For the AMP program to be a useful tool, the employer must have credible metrics. Once an employee has triggered entry to the AMP then the rolling calendar begins. Regardless of what day of the year it is, that will be the first calendar day of the “AMP year”. It will be a different day for every employee. It is simply of matter of what day you were entered into the program.

It is a little bit misleading to think that the AMP tracks “sick time”. It does not. It tracks “attendance”, hence the name Attendance Management. Included in the data for an employee in the AMP program is the inclusion of time away from work due to a WorkSafe claim! (With 2 notable exceptions: [1] a claim based on assault on the employee, and [2] a claim based on a work related MVA.) All other WorkSafe lost time is calculated as an absence in the employee’s AMP tracking.

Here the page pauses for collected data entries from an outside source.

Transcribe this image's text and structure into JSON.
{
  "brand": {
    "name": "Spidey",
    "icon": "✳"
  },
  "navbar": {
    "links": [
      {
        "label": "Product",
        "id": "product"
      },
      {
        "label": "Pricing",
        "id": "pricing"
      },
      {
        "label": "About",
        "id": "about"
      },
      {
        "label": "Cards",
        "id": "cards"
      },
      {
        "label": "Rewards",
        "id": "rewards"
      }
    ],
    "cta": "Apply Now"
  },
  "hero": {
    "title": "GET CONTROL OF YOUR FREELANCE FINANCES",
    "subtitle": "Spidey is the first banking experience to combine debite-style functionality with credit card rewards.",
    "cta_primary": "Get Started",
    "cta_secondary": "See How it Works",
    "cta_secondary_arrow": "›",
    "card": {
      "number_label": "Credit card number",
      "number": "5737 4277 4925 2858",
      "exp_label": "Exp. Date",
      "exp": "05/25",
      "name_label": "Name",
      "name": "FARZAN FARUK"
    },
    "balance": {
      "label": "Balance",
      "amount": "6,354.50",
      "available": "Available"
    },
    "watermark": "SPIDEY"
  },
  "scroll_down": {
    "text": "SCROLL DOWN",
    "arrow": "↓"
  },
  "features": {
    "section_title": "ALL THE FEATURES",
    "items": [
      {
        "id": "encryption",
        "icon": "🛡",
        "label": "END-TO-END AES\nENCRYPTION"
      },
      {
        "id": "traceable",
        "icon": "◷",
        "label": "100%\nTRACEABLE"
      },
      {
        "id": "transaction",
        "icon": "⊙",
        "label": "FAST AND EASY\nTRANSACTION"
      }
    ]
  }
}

It is a necessity for the employer to apply the AMP fairly for all employees and that means there must be a realistic comparison between any two employees and that can ONLY be possible by comparing and analysing where each employee is in their “calendar year”. Their years will have different starting dates but, for example, an attendance comparison at 3 months would generate a VALID comparison regardless of when each employee’s year started.

In summary, although both sick days and AMP call ins deal with the subject of absenteeism, they do so with completely different purposes. On the surface it may seem as though they are related but in a labour relation sense they are not.

The final comment is to say that there is nothing to grieve.

Thank you for your question and I hope you have found the answer informative.